Matthew Shive, PhD, CANADA William David Stanish, MD, FRCS, FACS, AOA, CANADA Robert G. McCormack, MD, CANADA Nick Mohtadi, MD, MSc, FRCSC, DRCPSC, Clinical Professor, CANADA Stephane Pelet, MD, CANADA Jacques Desnoyers, MD, FRCS(c), CANADA Francisco Forriol, MD, PhD, SPAIN Kendra Vehik, PhD, UNITED STATES Stéphane Méthot, BEng, PhD, CANADA Alberto Restrepo, MD, CANADA

Piramal Healthcare, Laval, Quebec, CANADA

2015 Congress   Paper Abstract   2015 Congress   Not yet rated

 

Anatomic Location

Knee

Anatomic Structure

Cartilage

Sports Medicine

Sport Specific Injuries

Treatment / Technique

Implant Repair / Reconstruction

Cartilage

Cartilage Treatment Cartilage Injuries

Summary: An international cartilage repair RCT demonstrated sustained structural superiority of the repair tissue by quantitative 3D MRI for BST-CarGel treatment over microfracture alone at 5 years post-treatment. Both treatment groups showed significant and equivalent improvement over baseline at 5 years for all 3 WOMAC subscales (p < 0.0001). Equivalent safety for both treatments was demonstrated.

Introduction

BST-CarGel (Piramal Life Sciences, Bio-Orthopaedics Division, Laval, Canada) is a chitosan-based device which is applied over a microfractured cartilage lesion where it enhances early marrow-derived repair processes. A multicenter RCT was conducted to evaluate the efficacy and safety of BST-CarGel for cartilage repair in the knee compared to microfracture alone at 1 year and was continued under an extension protocol to evaluate 5 year post-treatment outcomes.

MATERIALS & METHODS
The international (Canada, Spain, South Korea) RCT enrolled 80 patients, aged 18 to 55, with BMIs<30 and symptomatic grade III or IV focal lesions on the femoral condyles. Patients were randomized (1:1) at the time of surgery to BST-CarGel or microfracture alone, and followed standardized 12 week rehabilitation. Repair tissue quantity and quality was evaluated as the primary endpoint up to 5 years by standardized MRI and three-dimensional quantification of lesion %Fill and T2 relaxation times. Secondary endpoints were clinical benefit determined using WOMAC questionnaires and safety at 1 and 5 years.
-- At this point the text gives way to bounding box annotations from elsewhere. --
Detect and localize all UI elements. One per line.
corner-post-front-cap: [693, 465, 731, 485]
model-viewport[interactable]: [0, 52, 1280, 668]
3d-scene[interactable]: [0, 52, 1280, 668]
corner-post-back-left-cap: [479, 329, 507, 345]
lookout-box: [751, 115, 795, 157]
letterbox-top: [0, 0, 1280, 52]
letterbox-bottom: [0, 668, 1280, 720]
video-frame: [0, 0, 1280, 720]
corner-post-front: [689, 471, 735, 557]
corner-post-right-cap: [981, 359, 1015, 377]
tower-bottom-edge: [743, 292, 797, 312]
General estimating equations were used for longitudinal statistical analysis of repeated measures.

Results

Blinded MRI analysis demonstrated that BST-CarGel-treated patients showed a significantly greater treatment effect for lesion filling over the 5 year follow-up (p=0.017) compared to microfracture. A significantly greater treatment effect for BST-CarGel was also observed for repair tissue T2 relaxation times (p=0.026), indicating a more ordered and cartilage-like collagen structure compared to the microfracture group. The BST-CarGel and microfracture treatment groups both showed significant improvement from pre-treatment baseline at 5 years for all 3 WOMAC subscales of pain, stiffness and function (p < 0.0001). There was no difference between the treatment groups over the 1 to 5 year period for the WOMAC subscales. Safety by recording of adverse events was comparable for both groups over the 5 year study.

Conclusion

At 5 years post-treatment, patients treated with BST-CarGel demonstrated sustained and significantly superior durability of repair over microfracture for repair tissue quantity and quantity. Additionally, the clinical benefit at 5 years for BST-CarGel was highly significant over the baseline levels of pain, stiffness and function, illustrating that BST-CarGel is a safe and effective treatment for symptomatic full-thickness cartilage lesions.